— Хорошо, ма, — сказал Бренни равнодушно.
— Прекрасно! Значит, у нас будут деньги для покупки товаров для плавучего магазина, — радостно сказала Мэг.
— Вот именно, — ответила Дели рассеянно и вдруг рассмеялась. Все с удивлением посмотрели на нее.
— Чему ты смеешься? — спросил Гордон.
— Так. Ничему… Я вспомнила, что не бывает несчастья, за которым не следовала бы удача. Чувствует сердце мое, что он даст неплохую цену за баржу, — сказала Дели, хотя сердце ее чувствовало совсем не то. Ее сердце хотело встречи с ним, а баржа — это всего лишь повод. И Дели сейчас совершенно трезво подумала об этом.
— А почему ты не спрашиваешь о том, какой мы костюм купили? — спросила Мэг.
— Не хочу! — резко ответила Дели и строго взглянула на Мэг. — Не хочу прежде времени… ничего знать! Пощади меня, Мэг. Завтра похороны, мне нужно собраться… Я не могу, не могу круглые сутки находиться в этом ужасном, ужасном состоянии! — воскликнула Дели и бросила вилку. Она почувствовала, что на глазах у нее выступили слезы обиды, словно Мэг укоряла ее за то, что она сегодня смеялась и была весела с этим Максимилианом.
Дели выбежала из-за стола и бросилась в свою каюту.
Гордон и Алекс переглянулись, Бренни недовольно покачал головой, глядя на Мэг.
Дели забежала в темную капитанскую каюту и захлопнула за собой дверь.
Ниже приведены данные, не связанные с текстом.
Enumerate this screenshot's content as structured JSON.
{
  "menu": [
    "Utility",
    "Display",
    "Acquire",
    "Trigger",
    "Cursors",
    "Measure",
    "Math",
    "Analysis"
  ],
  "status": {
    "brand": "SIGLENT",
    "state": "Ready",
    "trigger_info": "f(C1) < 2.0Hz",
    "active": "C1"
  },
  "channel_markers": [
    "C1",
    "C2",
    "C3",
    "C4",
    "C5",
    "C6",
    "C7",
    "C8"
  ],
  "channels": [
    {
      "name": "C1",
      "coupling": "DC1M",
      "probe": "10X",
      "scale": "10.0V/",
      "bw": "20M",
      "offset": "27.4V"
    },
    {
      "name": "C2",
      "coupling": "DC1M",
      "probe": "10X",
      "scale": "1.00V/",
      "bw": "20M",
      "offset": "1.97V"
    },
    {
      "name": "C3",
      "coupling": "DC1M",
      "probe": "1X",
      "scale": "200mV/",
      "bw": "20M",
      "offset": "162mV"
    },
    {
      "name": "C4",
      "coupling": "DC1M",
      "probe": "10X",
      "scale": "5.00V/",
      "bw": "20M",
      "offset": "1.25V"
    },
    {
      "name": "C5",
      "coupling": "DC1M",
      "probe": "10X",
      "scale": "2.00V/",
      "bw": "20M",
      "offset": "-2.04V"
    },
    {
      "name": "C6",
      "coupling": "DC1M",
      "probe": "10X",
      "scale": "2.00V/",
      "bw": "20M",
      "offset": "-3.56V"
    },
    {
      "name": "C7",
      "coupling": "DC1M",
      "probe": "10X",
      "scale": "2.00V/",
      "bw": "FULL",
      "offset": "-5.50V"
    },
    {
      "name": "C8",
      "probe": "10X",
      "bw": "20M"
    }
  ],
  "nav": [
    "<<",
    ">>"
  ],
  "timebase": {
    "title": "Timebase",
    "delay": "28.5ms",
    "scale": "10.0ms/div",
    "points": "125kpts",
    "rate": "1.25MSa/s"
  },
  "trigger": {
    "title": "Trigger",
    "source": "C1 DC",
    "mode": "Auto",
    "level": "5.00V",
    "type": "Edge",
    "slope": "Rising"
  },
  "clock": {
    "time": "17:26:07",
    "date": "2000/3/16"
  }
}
Уже нельзя сказать, что это была каюта Брентона, теперь каюта была ее, хотя после года пребывания Брентона в больнице здесь все еще сохранился его дух, его вещи. Но все же теперь это была ее каюта.
Уже давно, лет двенадцать, на пароходе было проведено электричество, в машинном отделении был установлен движок и аккумулятор; Дели сейчас захотелось зажечь именно керосиновую лампу, но лампа валялась где-то в кладовой на кухне. Дели, так и не включая свет, подошла к большому окну и стала смотреть на едва заметную на воде серебряную дорожку, которую бросал с неба серебристо-голубой полумесяц. Из воды выскочила маленькая рыбка и нырнула в эту слабо светящуюся дорожку на воде. Все дышало тишиной и покоем. Но душа Дели была совершенно растерзана. С берега доносилось едва слышное стрекотание цикад, которое заглушали удары ее сердца, оно бухало, казалось, во всю каюту.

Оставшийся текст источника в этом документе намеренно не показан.